We denote $\Sigma:=\{1,\ldots, k\},$ and also denote by $\Sigma_{n}$ the set of words with the length $n$. Let $\Sigma*$ be the set of words over $\Sigma$, i.e., $\Sigma*=\cup_{n}\Sigma_{n}.$
Let $T:\Sigma^{\mathbb{Z}} \to \Sigma^{\mathbb{Z}}$ be a full shift.
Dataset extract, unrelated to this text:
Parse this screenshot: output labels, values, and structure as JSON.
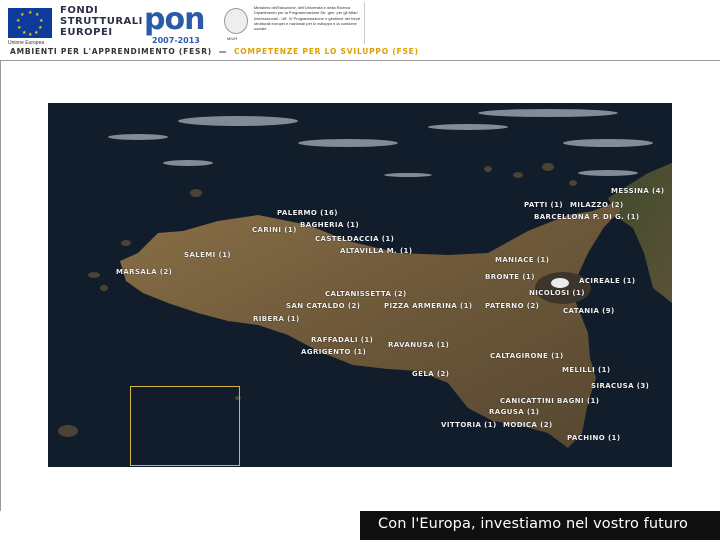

Assume that $\Sigma' \subset \Sigma^{\mathbb{Z}}$ is a compact and $T-$invariant set and $f:\Sigma' \to \mathbb{R}$ is uniformly continuous.
An $\textit{infinite tree}$ $t$ over a finite alphabet $A$ is a function from $\Sigma∗$ to $A.$ We denote $A^{\mathbb{Z}}$ the set of all infinite trees on $A$.
$$Question:$$
Can we find an alphabet $A$ such that $\Sigma' \subset \Sigma''$ and $f:\Sigma''\to \mathbb{R}$ is uniformly continuous, where $\Sigma'':=A^{\mathbb{Z}}$?In other words, I want to know whether there exists an alphabet $A$ such that every element of $\Sigma'$ can be decomposed into words from $A$ or a similar set.